Remember Japan supernatural? This Art Gallery of NSW exhibition closed in March 2020 but already seems so long ago. If you are missing the shapeshifting foxes, living teakettles and otherworldly beings of Japanese art, then you might like Amabie – a yōkai for our strange times.
As all of you who visited Japan supernatural will know, yōkai give form to experiences, sensations and even sounds that cannot otherwise be explained. COVID-19 has inspired a resurgence of interest in Amabie, a talismanic mermaid-like yōkai with long black hair, a beak and three legs (or tails) – like the one painted by my ten-year-old daughter Ayami.
Amabie and many similar beings were prominent in the 1800s, a time when yōkai had a strong presence in popular culture and baffling deadly diseases including cholera and measles were abundant. Looking at representations of these yōkai, or writing their names, was said to shield from illness.
The Gallery’s collection of Japanese art includes Popular treatise on treatment of measles, a woodblock print from 1862 designed by Utagawa Yoshitsuya (1822–66). Mass-produced prints like this, outlining precautions and treatments, were sometimes displayed at thresholds as charms to protect against measles.
During outbreaks of illness, pictures of Amabie were printed in newspapers to give as many people as possible a chance to see and be protected by them. Today, through social media, even more people can draw, upload and see Amabie – from children like Ayami to superstar artist Takashi Murakami, who is creating Amabie-inspired paintings and garments for his studio colleagues.

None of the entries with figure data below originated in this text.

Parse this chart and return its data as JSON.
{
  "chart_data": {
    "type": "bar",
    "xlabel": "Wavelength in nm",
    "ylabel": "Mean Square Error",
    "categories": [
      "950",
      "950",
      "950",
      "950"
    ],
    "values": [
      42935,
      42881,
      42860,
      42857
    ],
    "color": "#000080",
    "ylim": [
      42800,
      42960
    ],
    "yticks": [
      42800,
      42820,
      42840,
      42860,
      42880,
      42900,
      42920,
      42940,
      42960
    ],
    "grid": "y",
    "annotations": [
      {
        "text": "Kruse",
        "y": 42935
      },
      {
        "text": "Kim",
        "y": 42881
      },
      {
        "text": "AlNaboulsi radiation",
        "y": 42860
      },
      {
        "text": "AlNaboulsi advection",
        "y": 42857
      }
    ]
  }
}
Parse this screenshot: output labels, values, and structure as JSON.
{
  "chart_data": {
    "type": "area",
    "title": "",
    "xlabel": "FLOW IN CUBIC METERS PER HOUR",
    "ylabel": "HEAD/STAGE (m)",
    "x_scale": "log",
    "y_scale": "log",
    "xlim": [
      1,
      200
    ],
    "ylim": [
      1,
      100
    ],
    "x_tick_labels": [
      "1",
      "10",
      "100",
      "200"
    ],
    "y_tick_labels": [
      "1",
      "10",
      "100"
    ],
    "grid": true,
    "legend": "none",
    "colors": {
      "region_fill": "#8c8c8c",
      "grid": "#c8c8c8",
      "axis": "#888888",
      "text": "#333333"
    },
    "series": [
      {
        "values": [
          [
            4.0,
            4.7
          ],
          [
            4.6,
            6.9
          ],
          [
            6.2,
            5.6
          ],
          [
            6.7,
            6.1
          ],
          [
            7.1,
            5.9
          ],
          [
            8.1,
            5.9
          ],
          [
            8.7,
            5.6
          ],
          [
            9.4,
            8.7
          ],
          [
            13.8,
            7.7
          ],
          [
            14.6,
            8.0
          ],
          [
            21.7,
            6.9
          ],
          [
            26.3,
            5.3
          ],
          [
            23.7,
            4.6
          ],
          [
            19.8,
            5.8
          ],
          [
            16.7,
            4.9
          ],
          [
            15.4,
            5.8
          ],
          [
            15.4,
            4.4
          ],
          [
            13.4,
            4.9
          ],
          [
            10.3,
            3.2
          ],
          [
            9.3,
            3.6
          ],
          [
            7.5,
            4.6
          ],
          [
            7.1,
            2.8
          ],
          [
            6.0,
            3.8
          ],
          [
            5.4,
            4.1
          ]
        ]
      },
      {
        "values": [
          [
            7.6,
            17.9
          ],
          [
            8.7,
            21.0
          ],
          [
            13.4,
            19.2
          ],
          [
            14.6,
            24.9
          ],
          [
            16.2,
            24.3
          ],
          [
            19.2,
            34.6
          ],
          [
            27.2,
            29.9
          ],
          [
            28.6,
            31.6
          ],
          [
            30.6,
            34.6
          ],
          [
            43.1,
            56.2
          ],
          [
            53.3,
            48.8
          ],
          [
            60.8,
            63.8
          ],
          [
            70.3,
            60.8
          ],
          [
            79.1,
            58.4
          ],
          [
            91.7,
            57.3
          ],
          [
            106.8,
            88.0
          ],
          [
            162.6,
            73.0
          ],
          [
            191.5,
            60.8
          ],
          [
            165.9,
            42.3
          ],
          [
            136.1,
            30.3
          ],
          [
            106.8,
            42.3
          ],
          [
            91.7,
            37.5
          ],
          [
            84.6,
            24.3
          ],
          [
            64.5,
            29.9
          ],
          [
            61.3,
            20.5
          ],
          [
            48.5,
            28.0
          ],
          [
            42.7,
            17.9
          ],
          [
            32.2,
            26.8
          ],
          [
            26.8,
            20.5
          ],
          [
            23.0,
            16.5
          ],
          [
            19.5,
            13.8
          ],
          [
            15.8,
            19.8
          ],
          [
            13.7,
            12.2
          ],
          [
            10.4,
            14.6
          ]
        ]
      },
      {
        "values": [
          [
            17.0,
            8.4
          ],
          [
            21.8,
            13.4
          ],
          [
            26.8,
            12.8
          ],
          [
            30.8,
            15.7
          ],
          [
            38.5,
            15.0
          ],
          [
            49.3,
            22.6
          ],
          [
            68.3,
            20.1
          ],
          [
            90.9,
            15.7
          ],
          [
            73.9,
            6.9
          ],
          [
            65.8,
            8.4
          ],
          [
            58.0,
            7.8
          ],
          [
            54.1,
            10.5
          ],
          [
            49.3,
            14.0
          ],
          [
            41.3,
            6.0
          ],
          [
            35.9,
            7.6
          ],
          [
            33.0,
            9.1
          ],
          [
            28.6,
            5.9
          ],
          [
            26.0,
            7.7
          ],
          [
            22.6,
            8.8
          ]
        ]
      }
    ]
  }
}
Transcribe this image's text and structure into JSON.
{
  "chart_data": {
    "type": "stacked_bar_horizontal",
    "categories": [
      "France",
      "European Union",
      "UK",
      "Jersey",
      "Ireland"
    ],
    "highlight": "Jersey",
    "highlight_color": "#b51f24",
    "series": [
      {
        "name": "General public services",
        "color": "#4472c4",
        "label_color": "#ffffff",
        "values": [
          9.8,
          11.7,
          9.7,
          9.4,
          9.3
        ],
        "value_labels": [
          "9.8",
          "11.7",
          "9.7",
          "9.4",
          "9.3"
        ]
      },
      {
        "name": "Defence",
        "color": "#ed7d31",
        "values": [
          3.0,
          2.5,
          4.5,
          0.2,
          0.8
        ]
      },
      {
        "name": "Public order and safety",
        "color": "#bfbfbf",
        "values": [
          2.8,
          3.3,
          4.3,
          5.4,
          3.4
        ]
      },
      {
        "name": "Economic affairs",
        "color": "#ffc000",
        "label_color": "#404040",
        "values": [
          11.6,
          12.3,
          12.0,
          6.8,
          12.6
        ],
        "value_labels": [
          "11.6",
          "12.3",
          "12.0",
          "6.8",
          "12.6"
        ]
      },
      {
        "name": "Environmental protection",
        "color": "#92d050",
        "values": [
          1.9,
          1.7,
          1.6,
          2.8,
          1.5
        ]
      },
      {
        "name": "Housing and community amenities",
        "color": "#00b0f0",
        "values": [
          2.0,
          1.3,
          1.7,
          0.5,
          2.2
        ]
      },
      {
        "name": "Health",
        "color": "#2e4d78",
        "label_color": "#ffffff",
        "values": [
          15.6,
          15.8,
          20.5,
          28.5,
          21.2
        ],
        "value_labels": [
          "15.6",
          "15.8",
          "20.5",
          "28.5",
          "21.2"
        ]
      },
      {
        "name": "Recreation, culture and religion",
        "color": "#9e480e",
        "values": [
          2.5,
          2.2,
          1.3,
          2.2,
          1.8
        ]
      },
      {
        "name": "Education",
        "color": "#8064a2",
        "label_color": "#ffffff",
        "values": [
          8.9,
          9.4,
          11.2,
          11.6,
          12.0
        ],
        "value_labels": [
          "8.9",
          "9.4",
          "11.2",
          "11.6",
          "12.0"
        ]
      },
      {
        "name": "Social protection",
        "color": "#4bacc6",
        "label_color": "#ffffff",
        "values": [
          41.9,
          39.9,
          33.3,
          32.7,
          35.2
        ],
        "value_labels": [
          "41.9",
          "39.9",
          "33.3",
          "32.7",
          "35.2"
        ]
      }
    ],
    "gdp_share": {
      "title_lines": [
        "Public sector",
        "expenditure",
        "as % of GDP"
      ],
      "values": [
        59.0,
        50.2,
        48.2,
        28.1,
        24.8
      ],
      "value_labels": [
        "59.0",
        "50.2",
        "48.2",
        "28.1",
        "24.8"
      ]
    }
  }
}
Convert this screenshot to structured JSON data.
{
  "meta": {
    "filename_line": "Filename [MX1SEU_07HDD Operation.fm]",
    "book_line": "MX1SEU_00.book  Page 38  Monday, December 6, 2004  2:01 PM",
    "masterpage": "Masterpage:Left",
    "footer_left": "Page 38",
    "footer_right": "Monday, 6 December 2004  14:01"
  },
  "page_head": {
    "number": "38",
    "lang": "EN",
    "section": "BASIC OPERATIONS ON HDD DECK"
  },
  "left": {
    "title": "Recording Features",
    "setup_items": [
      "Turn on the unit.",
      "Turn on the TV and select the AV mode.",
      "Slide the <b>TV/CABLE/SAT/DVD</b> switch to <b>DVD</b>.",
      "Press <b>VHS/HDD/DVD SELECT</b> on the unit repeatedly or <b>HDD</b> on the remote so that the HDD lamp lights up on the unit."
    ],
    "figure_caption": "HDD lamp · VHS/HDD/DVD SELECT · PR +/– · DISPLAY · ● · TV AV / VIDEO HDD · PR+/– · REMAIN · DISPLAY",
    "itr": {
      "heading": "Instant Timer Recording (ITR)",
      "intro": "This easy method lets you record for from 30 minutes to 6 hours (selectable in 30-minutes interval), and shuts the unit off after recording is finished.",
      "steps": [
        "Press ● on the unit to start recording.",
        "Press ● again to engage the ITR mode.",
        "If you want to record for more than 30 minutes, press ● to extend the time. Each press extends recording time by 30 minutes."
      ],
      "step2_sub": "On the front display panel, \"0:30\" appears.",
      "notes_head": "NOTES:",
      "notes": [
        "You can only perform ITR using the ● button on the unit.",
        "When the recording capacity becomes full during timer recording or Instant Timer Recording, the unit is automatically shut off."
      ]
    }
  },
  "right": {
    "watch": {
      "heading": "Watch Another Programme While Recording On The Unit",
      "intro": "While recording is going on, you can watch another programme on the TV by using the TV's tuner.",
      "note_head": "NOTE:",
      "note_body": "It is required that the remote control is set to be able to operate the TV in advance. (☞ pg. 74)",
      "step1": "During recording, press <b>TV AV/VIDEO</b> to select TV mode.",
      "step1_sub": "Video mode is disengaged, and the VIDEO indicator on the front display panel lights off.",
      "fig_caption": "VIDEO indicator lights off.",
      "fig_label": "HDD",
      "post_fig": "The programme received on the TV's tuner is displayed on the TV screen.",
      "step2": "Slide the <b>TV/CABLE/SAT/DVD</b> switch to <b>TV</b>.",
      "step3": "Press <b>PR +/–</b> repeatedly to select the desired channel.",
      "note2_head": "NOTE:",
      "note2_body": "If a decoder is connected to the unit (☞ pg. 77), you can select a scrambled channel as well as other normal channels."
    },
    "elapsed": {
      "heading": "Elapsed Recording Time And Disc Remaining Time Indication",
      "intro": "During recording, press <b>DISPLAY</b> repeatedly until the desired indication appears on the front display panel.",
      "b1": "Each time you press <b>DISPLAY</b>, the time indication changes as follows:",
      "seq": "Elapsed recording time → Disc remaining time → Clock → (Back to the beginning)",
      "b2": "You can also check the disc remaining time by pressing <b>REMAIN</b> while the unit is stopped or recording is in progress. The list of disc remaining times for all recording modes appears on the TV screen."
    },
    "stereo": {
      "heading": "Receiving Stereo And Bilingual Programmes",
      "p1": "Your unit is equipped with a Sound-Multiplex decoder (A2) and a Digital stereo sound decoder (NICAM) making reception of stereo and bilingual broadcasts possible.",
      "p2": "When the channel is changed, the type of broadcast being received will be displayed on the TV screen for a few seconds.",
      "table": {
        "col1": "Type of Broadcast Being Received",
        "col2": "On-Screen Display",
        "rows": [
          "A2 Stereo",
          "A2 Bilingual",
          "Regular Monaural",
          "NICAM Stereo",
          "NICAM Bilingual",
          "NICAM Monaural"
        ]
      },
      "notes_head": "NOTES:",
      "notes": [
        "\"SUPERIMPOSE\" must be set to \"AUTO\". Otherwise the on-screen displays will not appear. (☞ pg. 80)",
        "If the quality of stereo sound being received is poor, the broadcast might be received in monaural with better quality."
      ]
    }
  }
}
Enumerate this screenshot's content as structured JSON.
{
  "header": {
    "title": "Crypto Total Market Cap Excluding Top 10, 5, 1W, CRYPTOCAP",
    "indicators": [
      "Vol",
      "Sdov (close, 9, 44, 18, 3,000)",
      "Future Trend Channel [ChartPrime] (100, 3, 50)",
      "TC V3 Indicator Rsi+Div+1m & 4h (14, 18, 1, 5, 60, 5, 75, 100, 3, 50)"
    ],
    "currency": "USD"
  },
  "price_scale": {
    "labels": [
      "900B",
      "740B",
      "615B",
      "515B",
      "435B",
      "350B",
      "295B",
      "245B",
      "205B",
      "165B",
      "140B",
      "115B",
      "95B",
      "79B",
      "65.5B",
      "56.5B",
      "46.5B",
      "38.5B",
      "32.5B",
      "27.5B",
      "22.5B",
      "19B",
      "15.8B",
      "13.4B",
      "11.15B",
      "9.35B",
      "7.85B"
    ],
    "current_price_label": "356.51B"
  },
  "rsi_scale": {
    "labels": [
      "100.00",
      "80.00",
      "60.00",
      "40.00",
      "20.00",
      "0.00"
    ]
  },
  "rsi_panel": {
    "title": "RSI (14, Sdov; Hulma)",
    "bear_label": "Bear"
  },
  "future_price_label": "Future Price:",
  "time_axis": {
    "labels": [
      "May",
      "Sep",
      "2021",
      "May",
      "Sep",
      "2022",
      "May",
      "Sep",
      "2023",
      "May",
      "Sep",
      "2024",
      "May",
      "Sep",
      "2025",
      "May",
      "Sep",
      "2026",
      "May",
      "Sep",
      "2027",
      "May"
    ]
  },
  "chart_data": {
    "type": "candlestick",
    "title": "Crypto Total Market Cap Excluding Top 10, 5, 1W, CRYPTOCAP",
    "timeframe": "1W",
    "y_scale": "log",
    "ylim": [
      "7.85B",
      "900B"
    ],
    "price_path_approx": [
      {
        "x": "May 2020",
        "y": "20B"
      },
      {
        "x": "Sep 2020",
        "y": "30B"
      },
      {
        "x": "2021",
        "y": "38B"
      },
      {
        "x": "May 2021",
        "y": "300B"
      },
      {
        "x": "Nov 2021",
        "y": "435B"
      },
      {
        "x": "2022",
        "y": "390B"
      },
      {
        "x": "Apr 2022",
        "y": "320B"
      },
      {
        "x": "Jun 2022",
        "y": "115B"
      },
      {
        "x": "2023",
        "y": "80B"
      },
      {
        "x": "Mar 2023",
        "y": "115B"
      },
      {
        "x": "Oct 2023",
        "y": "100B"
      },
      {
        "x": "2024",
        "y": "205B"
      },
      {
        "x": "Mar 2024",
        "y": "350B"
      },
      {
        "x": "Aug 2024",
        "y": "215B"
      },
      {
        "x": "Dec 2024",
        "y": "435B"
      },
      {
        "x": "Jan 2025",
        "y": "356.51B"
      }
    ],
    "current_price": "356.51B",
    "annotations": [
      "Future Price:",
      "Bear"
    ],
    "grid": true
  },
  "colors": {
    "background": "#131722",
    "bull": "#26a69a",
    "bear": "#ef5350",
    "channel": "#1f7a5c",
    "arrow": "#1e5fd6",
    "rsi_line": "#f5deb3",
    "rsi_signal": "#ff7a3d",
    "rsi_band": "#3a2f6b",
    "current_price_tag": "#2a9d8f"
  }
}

When Murakami was creating his huge painting for Japan supernatural in October last year – which is now in the Gallery’s collection – he and his team were confronted by terrible storms and flooding in the studio. Who could have anticipated the challenges awaiting in the new year? But Murakami has responded with characteristic resourcefulness and good humour. A Murakami Amabie face mask would certainly improve a trip to the supermarket.
Yōkai specialist and artist Matthew Meyer has a website yokai.com that is an incredible source of information for yōkai fans. Even better for those of us with time on our hands, or who are homeschooling children, Matt has provided a version of his drawing for colouring in. (All you need to do is click on the image to access the larger version for you to print at home.)
And while thinking about Japan and the art of healing, I’ve been fascinated by an online exhibition from the National Museum of Nature and Science in Tokyo that introduces implements, remedies, models and reference books from the Edo period (1603–1868). There seems some consolation in reflecting on difficult times now passed.